What ends up happening here, is that whenever a flight is edited, whether or not the route is edited, a new route instance is created, and the old one is just discarded. Or if the user wants to delete a flight, the route object remains as well. Over time, orphaned routes start to build up, and may cause queries to be slower that they otherwise could be.

The Solution:

The solution here is very quite easy. Create a function like this:


def delete_empty_routes():
from route.models import Route
Route.objects.filter(flight__isnull=True).delete()


...and run it once a day.

But how should we do this? There are a few ways. Some are easy, and some are hard. The easiest way (well, the way I do it) is to make this function a view:


def delete_empty_routes(request):
from route.models import Route
from django.http import HttpResponse
qs = Route.objects.filter(flight__isnull=True)
c = qs.count
qs.delete()
return HttpRequest("deleted %s Routes" % c,
mimetype="text/plain")


and whenever you want to clear out all empty routes, attach this view to a URL, then just hit the URL. For automation, you can easiely add this to your crontab:


6 30 * * * wget http://domain.com/delete-empty-routes


...which will hit that URL every day at 6:30 AM and clear out all empty routes. Another Problem: My site also has a feature where the user can elect to have an email sent to them every few days or weeks with a zipped CSV file attached that contains all their flights they have logged with the site. In the aviation world, your logbook data is very important. If you lose all that data you are screwed. A lot of my users are apprehensive about storing their data with me, fearing that the site will go down one day, taking their data with it.
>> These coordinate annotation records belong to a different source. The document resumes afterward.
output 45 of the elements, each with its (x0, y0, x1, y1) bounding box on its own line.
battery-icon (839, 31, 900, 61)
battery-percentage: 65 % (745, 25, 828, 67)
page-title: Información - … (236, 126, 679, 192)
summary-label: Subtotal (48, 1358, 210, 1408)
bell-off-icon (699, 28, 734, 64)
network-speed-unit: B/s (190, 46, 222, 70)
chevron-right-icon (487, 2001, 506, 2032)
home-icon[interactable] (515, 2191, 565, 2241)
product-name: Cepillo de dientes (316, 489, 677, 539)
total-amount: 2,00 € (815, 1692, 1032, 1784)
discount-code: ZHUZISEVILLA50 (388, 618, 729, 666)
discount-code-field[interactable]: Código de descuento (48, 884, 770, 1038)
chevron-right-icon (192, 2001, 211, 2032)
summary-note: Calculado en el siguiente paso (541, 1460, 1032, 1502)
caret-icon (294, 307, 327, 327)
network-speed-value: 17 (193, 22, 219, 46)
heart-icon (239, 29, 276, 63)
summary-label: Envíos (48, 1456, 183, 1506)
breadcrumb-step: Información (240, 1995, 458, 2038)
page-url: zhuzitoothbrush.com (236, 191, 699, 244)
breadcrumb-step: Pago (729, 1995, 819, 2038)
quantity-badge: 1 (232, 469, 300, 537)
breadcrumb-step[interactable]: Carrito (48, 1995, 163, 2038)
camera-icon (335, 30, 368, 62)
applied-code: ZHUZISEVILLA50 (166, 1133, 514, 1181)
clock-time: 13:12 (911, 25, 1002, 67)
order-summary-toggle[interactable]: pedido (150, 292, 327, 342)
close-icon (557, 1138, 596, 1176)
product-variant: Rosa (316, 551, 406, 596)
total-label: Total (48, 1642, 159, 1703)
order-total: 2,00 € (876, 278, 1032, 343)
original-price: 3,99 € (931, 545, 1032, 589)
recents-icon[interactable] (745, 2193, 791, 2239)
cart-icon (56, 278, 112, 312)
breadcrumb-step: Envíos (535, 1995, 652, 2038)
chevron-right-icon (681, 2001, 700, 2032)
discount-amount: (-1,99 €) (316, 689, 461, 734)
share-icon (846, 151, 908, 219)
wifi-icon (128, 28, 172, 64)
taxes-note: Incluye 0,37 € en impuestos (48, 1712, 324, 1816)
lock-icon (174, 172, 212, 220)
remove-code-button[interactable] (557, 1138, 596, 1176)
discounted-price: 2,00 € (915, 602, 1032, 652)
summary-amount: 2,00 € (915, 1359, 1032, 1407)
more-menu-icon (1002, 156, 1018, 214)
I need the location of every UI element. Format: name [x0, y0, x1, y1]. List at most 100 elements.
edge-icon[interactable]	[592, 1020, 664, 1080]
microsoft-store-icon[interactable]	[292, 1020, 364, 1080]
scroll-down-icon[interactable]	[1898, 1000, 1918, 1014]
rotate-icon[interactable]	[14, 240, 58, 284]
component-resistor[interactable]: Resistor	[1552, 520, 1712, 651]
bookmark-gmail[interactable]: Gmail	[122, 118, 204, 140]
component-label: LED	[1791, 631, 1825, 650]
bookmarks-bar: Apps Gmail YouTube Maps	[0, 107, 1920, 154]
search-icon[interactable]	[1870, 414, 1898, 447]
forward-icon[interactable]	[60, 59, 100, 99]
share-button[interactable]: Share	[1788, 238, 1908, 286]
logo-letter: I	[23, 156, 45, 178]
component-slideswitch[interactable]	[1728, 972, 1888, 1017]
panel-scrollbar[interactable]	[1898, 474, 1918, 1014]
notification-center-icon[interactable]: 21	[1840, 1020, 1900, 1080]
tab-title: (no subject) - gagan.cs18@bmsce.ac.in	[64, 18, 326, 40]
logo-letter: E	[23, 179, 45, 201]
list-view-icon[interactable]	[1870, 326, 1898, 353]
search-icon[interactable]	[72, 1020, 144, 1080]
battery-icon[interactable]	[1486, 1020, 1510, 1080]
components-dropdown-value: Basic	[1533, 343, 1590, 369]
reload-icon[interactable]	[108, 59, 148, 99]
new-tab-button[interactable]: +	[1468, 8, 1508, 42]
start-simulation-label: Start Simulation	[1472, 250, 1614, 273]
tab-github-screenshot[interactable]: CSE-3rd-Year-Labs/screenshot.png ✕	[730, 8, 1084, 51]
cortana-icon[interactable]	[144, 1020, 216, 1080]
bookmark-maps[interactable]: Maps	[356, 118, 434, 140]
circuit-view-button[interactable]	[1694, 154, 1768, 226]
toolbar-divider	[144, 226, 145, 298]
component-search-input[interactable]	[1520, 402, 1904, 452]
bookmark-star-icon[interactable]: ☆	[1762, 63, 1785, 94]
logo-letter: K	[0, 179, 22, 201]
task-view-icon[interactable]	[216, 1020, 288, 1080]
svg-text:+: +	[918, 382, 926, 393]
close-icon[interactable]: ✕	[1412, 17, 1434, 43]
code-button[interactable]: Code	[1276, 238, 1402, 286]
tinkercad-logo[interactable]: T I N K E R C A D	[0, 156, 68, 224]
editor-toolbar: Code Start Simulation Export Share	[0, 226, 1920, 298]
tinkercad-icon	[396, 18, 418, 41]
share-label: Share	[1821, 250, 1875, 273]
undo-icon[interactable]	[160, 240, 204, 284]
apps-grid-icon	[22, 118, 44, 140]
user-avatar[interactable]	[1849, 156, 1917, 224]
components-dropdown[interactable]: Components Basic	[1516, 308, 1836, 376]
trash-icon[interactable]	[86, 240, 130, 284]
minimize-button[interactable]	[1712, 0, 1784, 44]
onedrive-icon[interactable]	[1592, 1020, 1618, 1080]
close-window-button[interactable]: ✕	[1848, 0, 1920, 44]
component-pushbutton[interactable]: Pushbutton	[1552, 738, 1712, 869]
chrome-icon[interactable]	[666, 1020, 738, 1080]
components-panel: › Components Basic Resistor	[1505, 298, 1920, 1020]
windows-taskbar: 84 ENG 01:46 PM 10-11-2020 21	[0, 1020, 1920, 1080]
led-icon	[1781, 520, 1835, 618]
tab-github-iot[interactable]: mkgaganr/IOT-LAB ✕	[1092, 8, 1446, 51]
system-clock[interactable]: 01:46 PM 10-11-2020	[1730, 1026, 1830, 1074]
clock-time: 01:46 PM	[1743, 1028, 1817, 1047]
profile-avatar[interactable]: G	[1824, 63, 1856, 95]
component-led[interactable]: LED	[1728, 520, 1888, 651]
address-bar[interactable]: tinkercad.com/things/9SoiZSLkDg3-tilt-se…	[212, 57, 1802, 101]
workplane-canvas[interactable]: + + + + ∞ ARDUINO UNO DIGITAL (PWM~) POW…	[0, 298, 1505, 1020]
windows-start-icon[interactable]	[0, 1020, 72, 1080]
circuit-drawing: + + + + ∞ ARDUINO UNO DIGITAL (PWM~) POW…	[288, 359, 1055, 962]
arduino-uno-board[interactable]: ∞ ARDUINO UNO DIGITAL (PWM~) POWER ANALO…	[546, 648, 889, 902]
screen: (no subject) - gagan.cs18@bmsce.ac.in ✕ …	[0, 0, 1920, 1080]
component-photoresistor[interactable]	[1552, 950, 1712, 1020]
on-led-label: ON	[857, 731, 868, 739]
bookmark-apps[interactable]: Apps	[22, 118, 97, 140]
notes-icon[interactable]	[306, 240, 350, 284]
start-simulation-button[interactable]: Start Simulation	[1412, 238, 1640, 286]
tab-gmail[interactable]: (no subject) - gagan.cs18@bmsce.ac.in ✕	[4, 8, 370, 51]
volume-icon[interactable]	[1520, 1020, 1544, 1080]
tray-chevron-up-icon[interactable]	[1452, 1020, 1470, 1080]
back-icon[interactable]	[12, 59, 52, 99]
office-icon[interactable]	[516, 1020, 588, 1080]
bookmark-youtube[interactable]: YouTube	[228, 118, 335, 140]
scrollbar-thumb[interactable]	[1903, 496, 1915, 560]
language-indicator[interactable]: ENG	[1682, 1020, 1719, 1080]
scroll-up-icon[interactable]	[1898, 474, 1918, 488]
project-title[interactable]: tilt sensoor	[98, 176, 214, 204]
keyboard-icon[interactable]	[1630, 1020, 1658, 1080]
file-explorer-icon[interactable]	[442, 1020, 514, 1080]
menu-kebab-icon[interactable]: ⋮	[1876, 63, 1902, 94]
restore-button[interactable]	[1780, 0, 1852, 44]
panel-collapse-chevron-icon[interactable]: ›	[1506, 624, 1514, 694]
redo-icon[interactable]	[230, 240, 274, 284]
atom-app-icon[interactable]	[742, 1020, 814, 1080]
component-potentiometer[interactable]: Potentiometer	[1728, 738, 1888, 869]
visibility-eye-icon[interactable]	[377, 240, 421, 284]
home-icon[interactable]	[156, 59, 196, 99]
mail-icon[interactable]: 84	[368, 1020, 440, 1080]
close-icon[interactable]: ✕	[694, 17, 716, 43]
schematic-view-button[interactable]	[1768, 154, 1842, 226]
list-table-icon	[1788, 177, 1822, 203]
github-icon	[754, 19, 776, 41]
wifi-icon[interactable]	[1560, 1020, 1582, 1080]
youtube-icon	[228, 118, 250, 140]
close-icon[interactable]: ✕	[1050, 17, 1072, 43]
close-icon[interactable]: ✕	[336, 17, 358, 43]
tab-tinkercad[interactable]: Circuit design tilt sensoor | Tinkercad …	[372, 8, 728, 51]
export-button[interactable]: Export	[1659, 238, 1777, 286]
Once I implemented the email feature, I saw my signups skyrocket.

Another Solution:

Again, the solution to this problem is to create a view function that emails each user a backup of their data:


def email_all_users(request, interval):
#interval = an int representing weekly/monthly/biweekly
profiles = Profile.objects.filter(backup_freq=interval)
for p in profiles:
email_backup(p.user) #create backup then send to user
return HttpResponse("success!")


...then set it to a URL, and then to a crontab:


30 3 1 * * wget http://domain.com/send_email-1
30 3 7 * * wget http://domain.com/send_email-2
30 3 14 * * wget http://domain.com/send_email-3
30 3 21 * * wget http://domain.com/send_email-4


One last Problem:

Now you successfully have a URL on your site that, when hit, will send an email to each user who has elected to receive backups. The problem now is that you have a URL on your site, that when hit, sends an email to each user. What is a search engine gets ahold of this URL? What if a user gets ahold of it? Your users will get spammed.

One last Solution:

To protect this function from being hit by unauthorized persons, we must edit the function a little bit:


def email_all_users(request, interval):
from settings import SECRET_KEY # make sure the secret key is present, or else fail
assert request.POST.get('key', "") == SECRET_KEY
#interval = an int representing weekly/monthly/biweekly
profiles = Profile.objects.filter(backup_freq=interval)
for p in profiles:
email_backup(p.user) #create backup then send to user
return HttpResponse("success!")


Now in your crontab, add the following:


30 3 1 * * wget http://domain.com/send_email-1?key=4f46g...
30 3 7 * * wget http://domain.com/send_email-2?key=4f46g...
30 3 14 * * wget http://domain.com/send_email-3?key=4f46g...
30 3 21 * * wget http://domain.com/send_email-4?key=4f46g...


If you want to be even more thorough, you can have the crontab call a python script which adds your settings file to the python path (if it isn't already), then import the SECRET_KEY that way, but doing it this way where you copy/paste the SECRET_KEY works too. We could also have it return a 404 error instead of just an assertion, but either way it still works.